Songs From the Road is similar but utilizes specific songs from a variety of gigs selected by Cohen producer Ed Sanders, all of which Cohen acknowledged were very special renditions. It seems magic happened nearly every evening, since pieces are culled from 11 nights. What each demonstrates is Cohen’s ability to communicate on a personal level with every soul in the audience, no matter how large the crowd. Fans can be unforgiving, and too often music stars believe the multitudes are there for them personally and not the show. Watching Songs From the Road, it’s clear everyone is listening intently, as they firmly inhabit each moment along with Cohen while he’s humbled and considerate of his admirers.

The music is a treat for Cohen aficionados since the dozen numbers cover well-worn favorites “Bird on the Wire,” “Chelsea Hotel,” and “Suzanne,” in addition to also lesser-known nuggets “Heart with No Companion,” from Various Positions (Columbia, 1985), and “That Don’t Make It Junk,” off of Ten New Songs (Columbia, 2001).  There are modified versions as well. Cohen rearranges the verse sequence on “Suzanne” and inserts a new one in “Bird on the Wire.” Throughout, Cohen’s finely weathered voice is complemented by one of his best backing bands ever. The nine musicians – including famed keyboardist Neil Larsen and longtime collaborator/harmony vocalist Sharon Robinson – impart a warm, luminous tone shifting from light pop/jazz to country to somber folk. The uplifted arrangements – which include keyboards, drums, and pedal steel guitar, as well as harmonica, harp, and assorted Spanish stringed instruments – provide optimism to even the most dejected lyrics. An excellent example comes during a country-stippled rendering of “Heart with No Companion,” which has a slightly humorous interpretation accentuated (on the DVD version, anyway) when the backing singers do an impromptu dance during an instrumental break.

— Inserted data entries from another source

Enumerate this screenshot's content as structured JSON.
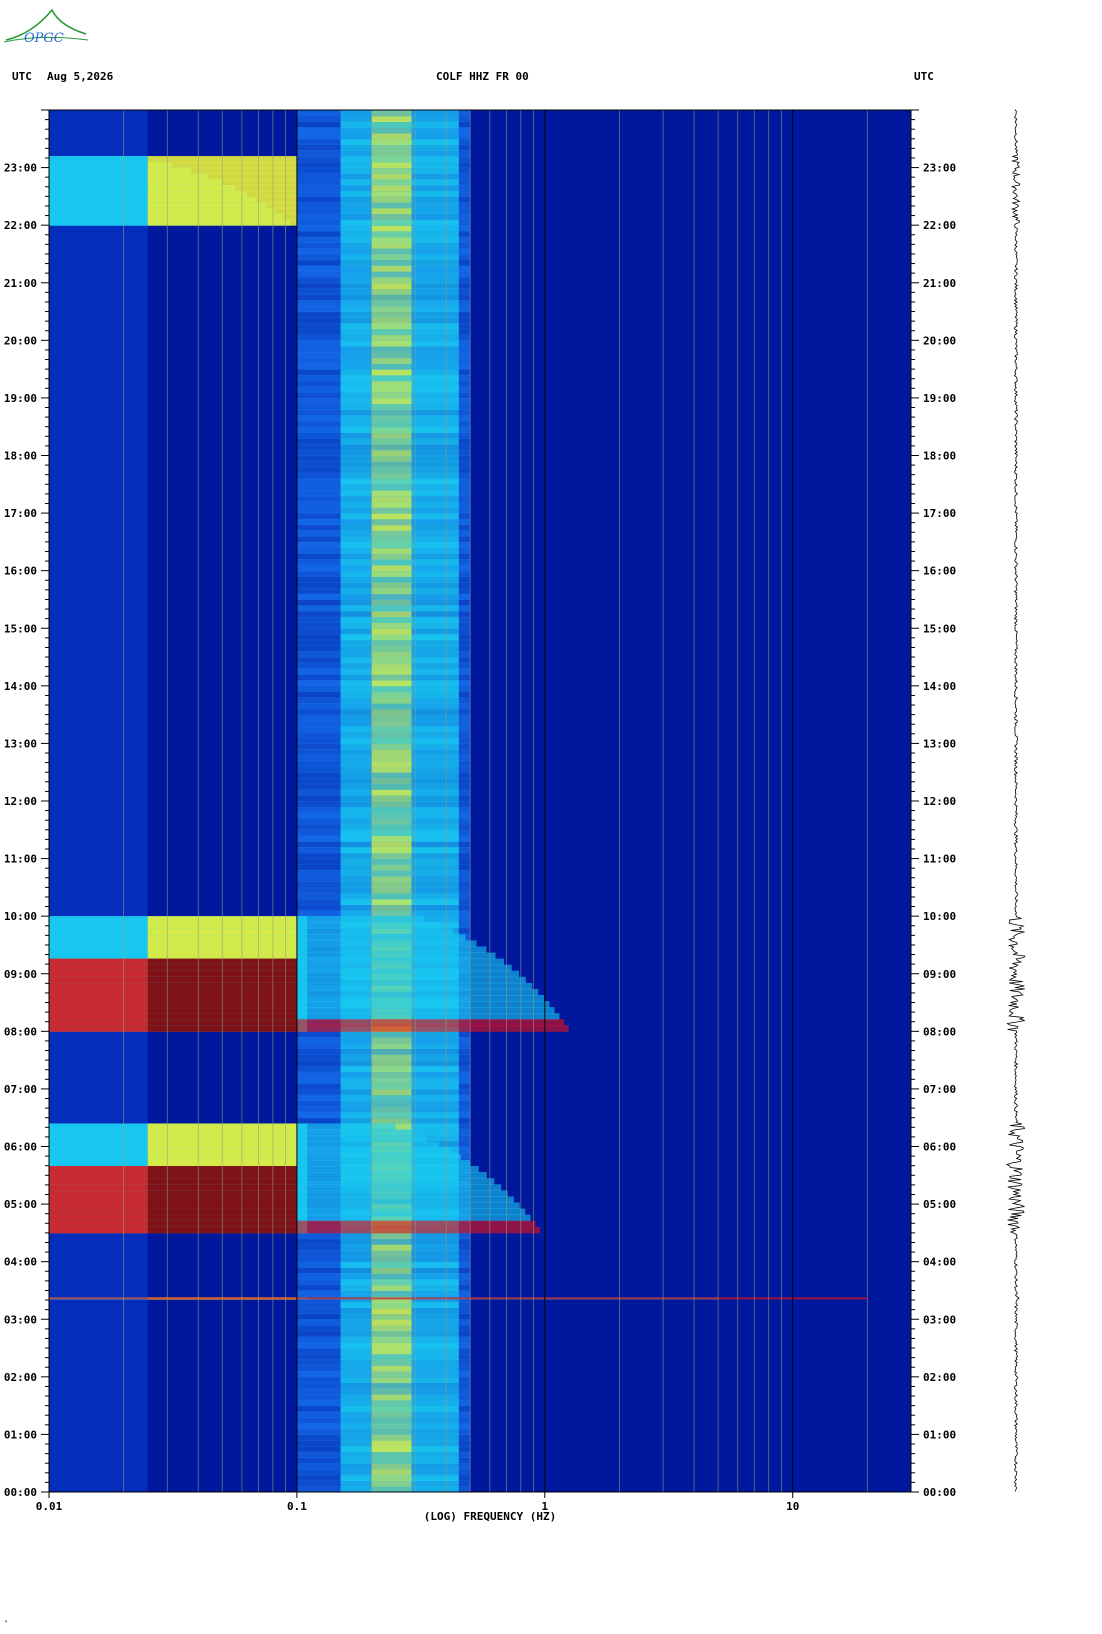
{
  "logo_text": "OPGC",
  "header": {
    "left_tz": "UTC",
    "date": "Aug 5,2026",
    "station": "COLF HHZ FR 00",
    "right_tz": "UTC"
  },
  "footnote": "\"",
  "colors": {
    "background": "#00189e",
    "cold": "#0a3fd6",
    "cyan": "#19c9f0",
    "yellow": "#e8f03a",
    "red": "#e81010",
    "darkred": "#8a0000",
    "grid": "#9a9a7a"
  },
  "chart_data": {
    "type": "heatmap",
    "title": "COLF HHZ FR 00",
    "xlabel": "(LOG) FREQUENCY (HZ)",
    "ylabel": "UTC",
    "x_scale": "log",
    "xlim": [
      0.01,
      30
    ],
    "ylim": [
      "00:00",
      "24:00"
    ],
    "x_ticks": [
      {
        "value": 0.01,
        "label": "0.01"
      },
      {
        "value": 0.1,
        "label": "0.1"
      },
      {
        "value": 1,
        "label": "1"
      },
      {
        "value": 10,
        "label": "10"
      }
    ],
    "y_ticks": [
      "00:00",
      "01:00",
      "02:00",
      "03:00",
      "04:00",
      "05:00",
      "06:00",
      "07:00",
      "08:00",
      "09:00",
      "10:00",
      "11:00",
      "12:00",
      "13:00",
      "14:00",
      "15:00",
      "16:00",
      "17:00",
      "18:00",
      "19:00",
      "20:00",
      "21:00",
      "22:00",
      "23:00"
    ],
    "grid": true,
    "microseism_band_hz": [
      0.15,
      0.45
    ],
    "events": [
      {
        "start_hour": 3.35,
        "end_hour": 3.38,
        "fmax_hz": 20,
        "peak": "red"
      },
      {
        "start_hour": 4.5,
        "end_hour": 6.4,
        "fmax_hz": 1.0,
        "peak": "darkred"
      },
      {
        "start_hour": 8.0,
        "end_hour": 10.0,
        "fmax_hz": 1.3,
        "peak": "darkred"
      },
      {
        "start_hour": 22.0,
        "end_hour": 23.2,
        "fmax_hz": 0.1,
        "peak": "yellow"
      }
    ]
  }
}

Anyone who knows Cohen has probably heard his songs countless times, but during Songs From the Road Cohen brings freshness to even the oldest material, including “Chelsea Hotel” and “Suzanne,” which have developed into narratives of nearly-mythic reflection that Cohen now dispenses with deep-rooted significance. The renewed impact of Cohen’s perceptive music is not lost on concert goers. During “Lover, Lover, Lover,” which opens up this collection, fans hold up green light sticks as they sway in time to Cohen’s melodically lilting plea for a new identity and an old romance. During “Chelsea Hotel,” where Cohen turns a one-night stand into something akin to a commemoration, the audience rises to their feet.

The 71-minutes worth of concert footage is superbly shot. It’s apparent the film crew took time to get the finest close-ups on every musician, the best angles on Cohen, and superlative color balance despite varied lighting at each venue. The visuals emphasize Cohen’s lyrics in ways that a sound recording cannot match: when Cohen drops to his knees at the beginning of “Waiting For the Miracle” in a half-prayer, half-entreaty, or how he uses subtle flicks of his finger on several songs to accent a word or syllable. There is a 21-minute DVD bonus, the mini-documentary Backstage Sketch, a slice of behind-the-scenes life which centers exclusively on band members and tour staff. One odd choice is the DVD’s optional subtitles, which are only accessible during Backstage Sketch. Anyone who wants to switch on the subtitles to read Cohen’s lyrics as he sings is out of luck. More useful is the DVD booklet, with producer Ed Sanders’ notes explaining how he chose each performance, as well as Leon Wieseltier’s essay concerning life on the road.